Clown Tent is a team philosophy that shifts the nature of responsibility in an unconventional direction. Clown Tent is incredibly flexible and powerful, but also really dangerous. When it goes wrong, it can go really wrong. When it goes right, though, no team experience is better. Today I want to look at the history of the idea and the philosophical underpinnings of it. Next week, I’ll continue with practical applications and questions.
At the beginning of my career as a leader at Carleton (94-95) and extending up through my first stint as captain on Sockeye (98-99) I was very much a devotee of a style of leadership and team philosophy dubbed Brown Shirt. (I know the name is inappropriate, but it got used and stuck.) Simply put, Brown Shirt says ‘it’s the team way or the highway.” The classic example of this is the team that has a very rigid offensive structure without room for individual innovation, creativity or flexibility.
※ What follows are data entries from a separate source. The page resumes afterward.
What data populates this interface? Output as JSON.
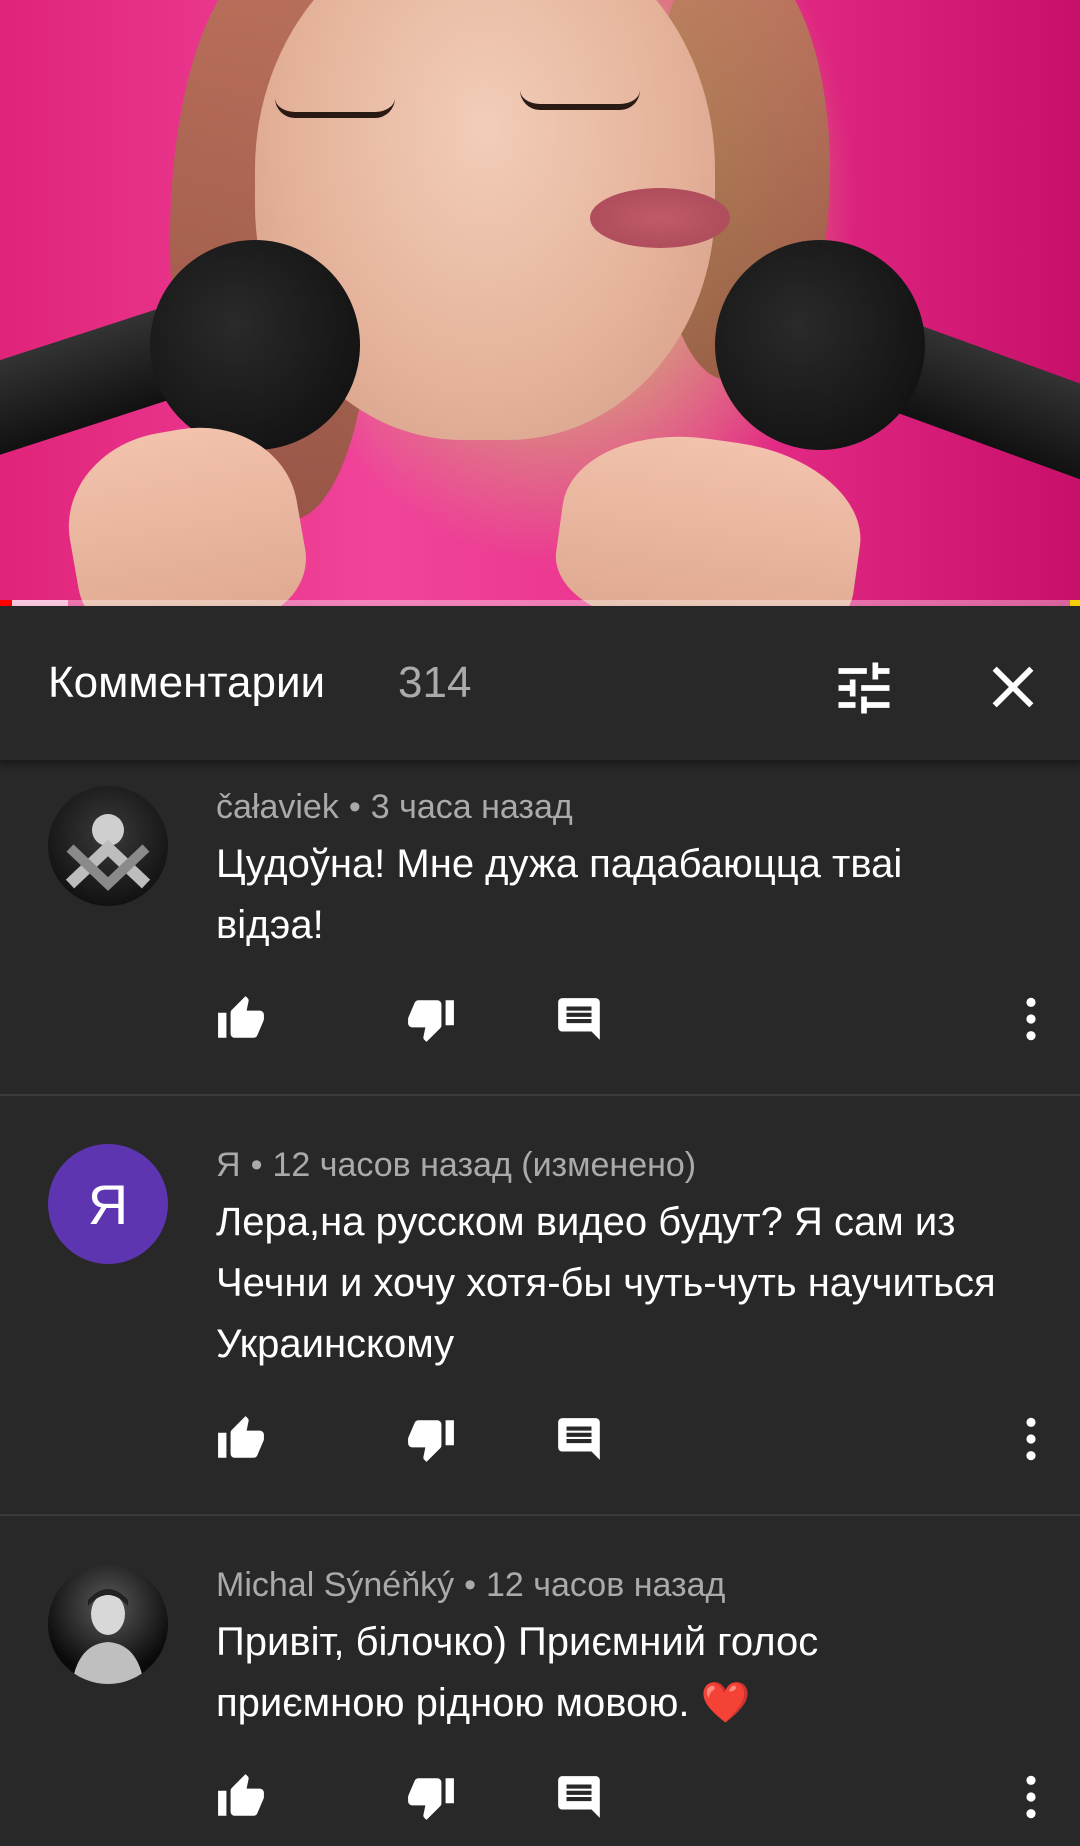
{
  "header": {
    "title": "Комментарии",
    "count": "314"
  },
  "player": {
    "progress_fraction": 0.0,
    "accent_color": "#ff0000"
  },
  "comments": [
    {
      "author": "čałaviek",
      "time": "3 часа назад",
      "text": "Цудоўна! Мне дужа падабаюцца тваі відэа!",
      "avatar": "photo"
    },
    {
      "author": "Я",
      "time": "12 часов назад (изменено)",
      "text": "Лера,на русском видео будут? Я сам из Чечни и хочу хотя-бы чуть-чуть научиться Украинскому",
      "avatar_letter": "Я",
      "avatar_color": "#5e35b1"
    },
    {
      "author": "Michal Sýnéňký",
      "time": "12 часов назад",
      "text": "Привіт, білочко) Приємний голос приємною рідною мовою. ❤️",
      "avatar": "photo"
    }
  ],
  "icons": {
    "sort": "sort-icon",
    "close": "close-icon",
    "like": "thumb-up-icon",
    "dislike": "thumb-down-icon",
    "reply": "reply-icon",
    "more": "more-vert-icon"
  }
}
You run the cuts as they are designed. End of story. But during my second stint as captain of Sockeye (01-03), that philosophy was put under pressure and eventually gave way to a new idea, the Clown Tent.
In 2002, Sockeye was far from the juggernaut it would become. Since the success of the three silvers in 95, 96 and 97, we had failed to make Nationals twice and even there, never farther than quarters. It was a painful, frustrating experience. In 2002 though, we began to turn the corner. We went to Worlds and finished 3rd, upsetting Jam and Furious to win the bronze. The catalyst for these wins was a defensive squad that was very unconventional; it didn’t follow the rules. Much of the credit for this should go to John Hammond. Certainly the most creative defender I ever played with, John would do things that were unexpected and unpredictable. Usually, this would lead to some sort of broken field mess that Roger Crafts and I would try to clean up by poaching, switching and directing traffic. It was incredibly effective, but there weren’t clear rules. In describing it to then rookie Giora Proskuroski I said, “John’s going to do something crazy, Roger’s going to poach, I’m going to try to find the missing guy. You just cover your man.” The Friar Tuck of this whole mess was Luke Smith, whose giant white mop would serve as the visual inspiration for the name Clown Tent.
Move forward two years. Looking back, the 2004 championship has an aura of inevitability about it, but at the time it was far from inevitable. The team was still stinging from an awful ending to 2003 (both at Regionals and Nationals) and while we were much more talented (having added starters Chase, Nord, Burkhardt and Keith Monohan), we really struggled to find a cohesion as a team. As late as ECC, the new young talent was considering walking out and making their own team. While we were winning more than we had, it wasn’t pretty and it wasn’t pleasant. Roger and I had a conversation that had a small part in bringing the team together and a much larger role in the development of the idea of Clown Tent. Prior to 2004, Sockeye had been very hard on each other internally. In mid season, Roger and I decided that wasn’t going to work with the new guys and that the two of us in particular were going to have to lay off. We continued to be as hard on each other as ever, but softened our tone with the new guys. Essentially, we started treating each person differently depending on what they needed to be happy and effective.
These experiences (and many others) slowly cohered into the philosophy of Clown Tent which has been one of the foundations of Fugue since 2009. Although the idea is sometimes vague and hard to define, I think it can be described best as a freedom of responsibility. As a player, you are responsible to the team to help it win. How that is going to happen isn’t set in stone, but is essential that it does. Another lens is trust. You trust that your teammates are doing the best that they can, while knowing that what they do isn’t necessarily going to be what you do. The Clown Tent idea, which initially began on the field, has since spread to the track and the huddle and the van and every element of the team experience. Surprisingly, it has been most powerful completely off the field where it has worked to resolve prickly team dynamics and created a team unified in purpose (if not in action.)